0- Au seuil
On les dit volontiers assoifées de sang, la canine saillante et l'ongle acéré, longues cornes sur le front, plus blêmes qu'un cadavre ; on les voit amantes de barons, hôtes des caves et des cryptes, créatures de la pleine lune, aux bras des prédateurs superbes et romantiques ; que le crucifie et l'eau bénite exorcisent, que la balle d'argent pulvérise, que la sainteté horrifie et torture, fondant comme la neige au soleil.
L'héroïne indomptable de la jouvencelle gothique, affamée de passions mortifères ; la dame magnifique, perchée, altière, sur ses hauts talons aiguille, ceinte de cuir et de latex, la cravache au bout du bras, la croix de saint André devant le mur ; prête à venger douze millénaires de patriarcat infâme, à la salle des supplices et du plaisir qui n'en finit pas.
On en pond des films à dormir debout, à s'allonger sous des planches, à s'envoler par vents et capes... et des romans aux lignées séculaires... et des psychopathes qui croient le devenir avec de mièvres rituels sanguinaires !
Laissez-moi vous conter ce que sont les vampires et comment nous nous sommes connus.
Puis laissons ricaner,
dans son antre de nanti,
l'idiot bel et ventru,
l'intelligent abruti
qui croit avoir tout vu
& n'a rien appris !
*
Acte Ier
Je somnolais aux heures dernières d'un jour finissant.
Qu'importe sa saison et qu'importe l'exact endroit. Ce peut être chez vous, ce peut être chez moi et ce peut être partout ailleurs à la fois.
Une chanson langoureuse écoulait sa rythmique mélodieuse des enceintes de mon hifi, perché au-dessus du lit. Quelque-chose comme une balade rock'n'roll de Presley ou un reggae-pop de UB40, une voix de Chris Rea ou de Daho ou de Sade...

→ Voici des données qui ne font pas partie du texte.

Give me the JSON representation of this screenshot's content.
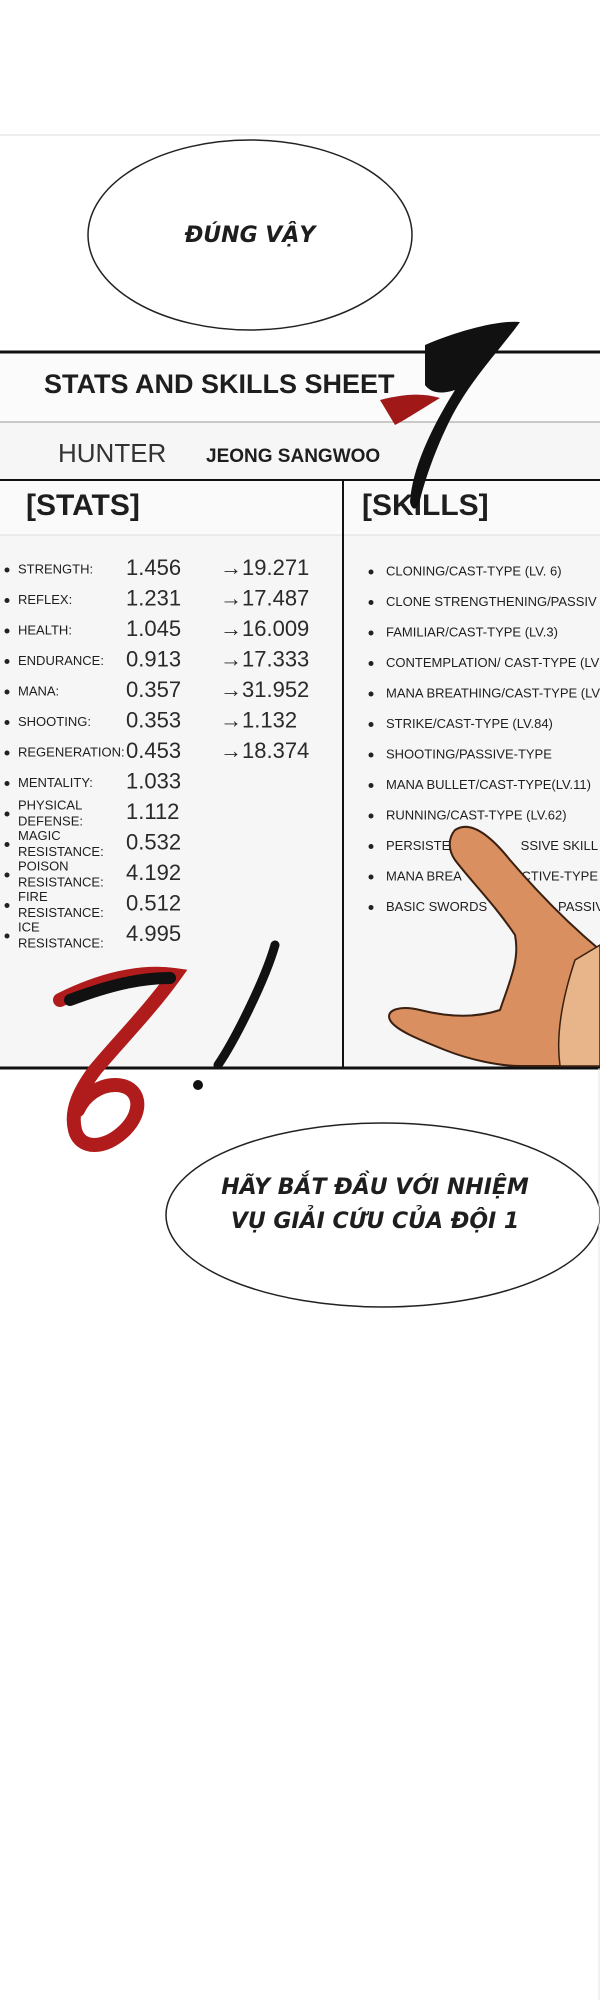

Je venais de céder à un long mois sans pensées coquines, aucune, quasiment une ascèse pour un célibataire endurci en plein cœur de l'été. Ma nuit d'avant, hantée, avait été celle des créatures plus belles et appétissantes les unes que les autres, toutes parfaitement inaccessibles, évaporées sitôt les paupières ouvertes...

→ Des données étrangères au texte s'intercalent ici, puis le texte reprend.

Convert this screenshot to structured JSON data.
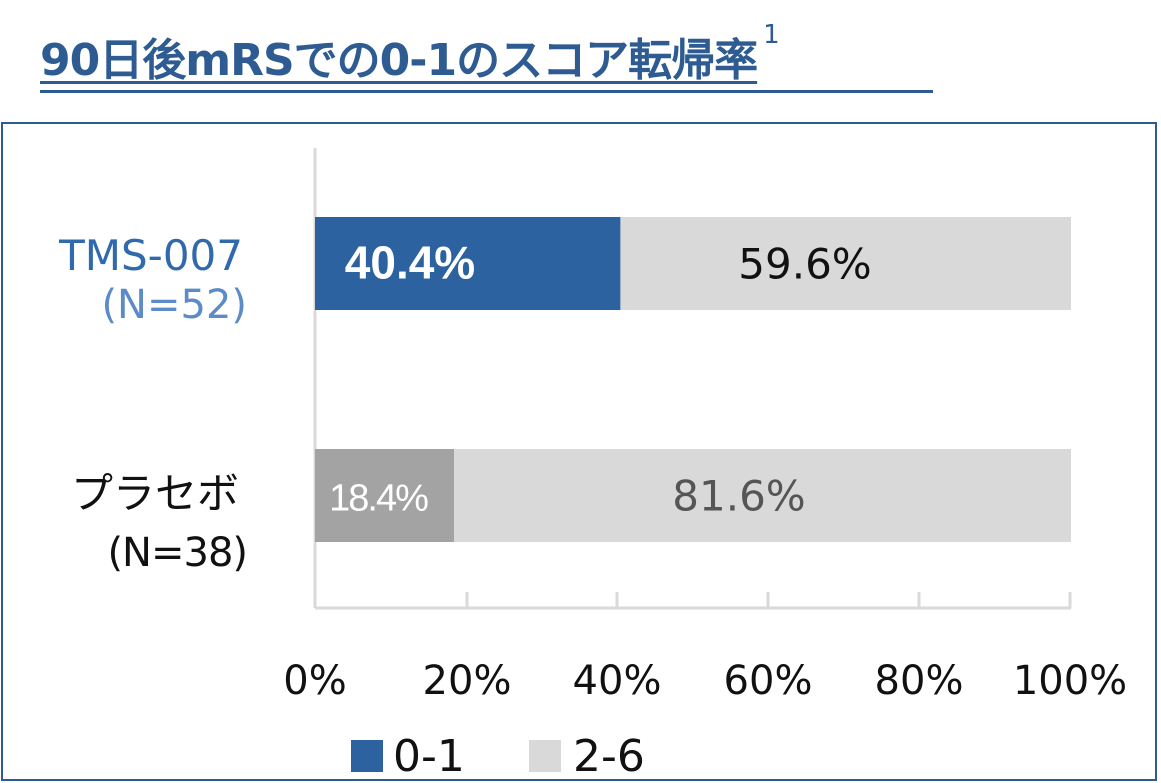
{
  "title": {
    "text": "90日後mRSでの0-1のスコア転帰率",
    "footnote": "1"
  },
  "chart_data": {
    "type": "bar",
    "orientation": "horizontal",
    "stacked": "percent",
    "title": "90日後mRSでの0-1のスコア転帰率",
    "categories": [
      {
        "name": "TMS-007",
        "n": "(N=52)"
      },
      {
        "name": "プラセボ",
        "n": "(N=38)"
      }
    ],
    "series": [
      {
        "name": "0-1",
        "values": [
          40.4,
          18.4
        ],
        "labels": [
          "40.4%",
          "18.4%"
        ]
      },
      {
        "name": "2-6",
        "values": [
          59.6,
          81.6
        ],
        "labels": [
          "59.6%",
          "81.6%"
        ]
      }
    ],
    "xlim": [
      0,
      100
    ],
    "xticks": [
      "0%",
      "20%",
      "40%",
      "60%",
      "80%",
      "100%"
    ],
    "grid": false,
    "legend_position": "bottom",
    "colors": {
      "tms_low": "#2d62a0",
      "placebo_low": "#a3a3a3",
      "high": "#d9d9d9",
      "axis": "#d9d9d9",
      "title": "#2e5c92",
      "tms_label": "#3169ad",
      "tms_n": "#5b8cc9",
      "dark_label": "#111111",
      "mid_label": "#555555"
    }
  }
}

Et le soleil m'était une caresse de femme, sur la peau qui frémissait à chaque rayon.
Comment n'aurais-je pas cédé à l'ultime tentation !?
Ce fut d'une lâcheté accablante et tellement banale, de l'argent si facile, jeté par la fenêtre, à l'heure où internet n'avait pas ouvert ses portes dans notre pays : le fameux téléphone rose et ses voix mielleuses et monocordes qui se voulaient envoûtantes. Et au comble l'étaient.
Celle de ce soir s'appelait Myrlène, je crois. Une Hélène, une Josiane ou une Clodette aurait fait l'affaire. Tout venait de moi. Elle n'était que la voix qui récite sa rengaine-pompe-à-fric, pour retenir le garçon. Et retenu je fus... ô combien ! Une heure ou deux, trois peut-être.
Quand je raccrochai, j'avais la fièvre d'un cheval sans juments, ou qu'il regarde passer dans le lointain sans s'arrêter, comme le narguant. Du genre qui vous lancent : Ah, tu veux du sexe, mon kiki !? Va falloir t'astiquer tout seul comme un grand, maintenant !
A dire vrai je n'en pouvais plus.
Nu sur une couette en friche, la pudeur aux confins des oubliettes, l'ivresse d'un Eros galopant sur la surface du corps, le palpitant au seuil de se rompre, la sueur des athlètes aux arènes romaines...
On aurait planté une salope sur mon entrejambe que je n'aurais pas été plus liquide. Dilué.
Et là, dans la sensualité démentielle, injustifiée, de ma solitude complète, baigné, les yeux mi-clos, dans une lueur vermeille qui dansait, tantôt lointaine, tantôt entre mes murs, je plongeais, infiniment suave, dans le délice du désir le plus dénué d'amour, pour m'y noyer...
... sans pouvoir résister au sommeil.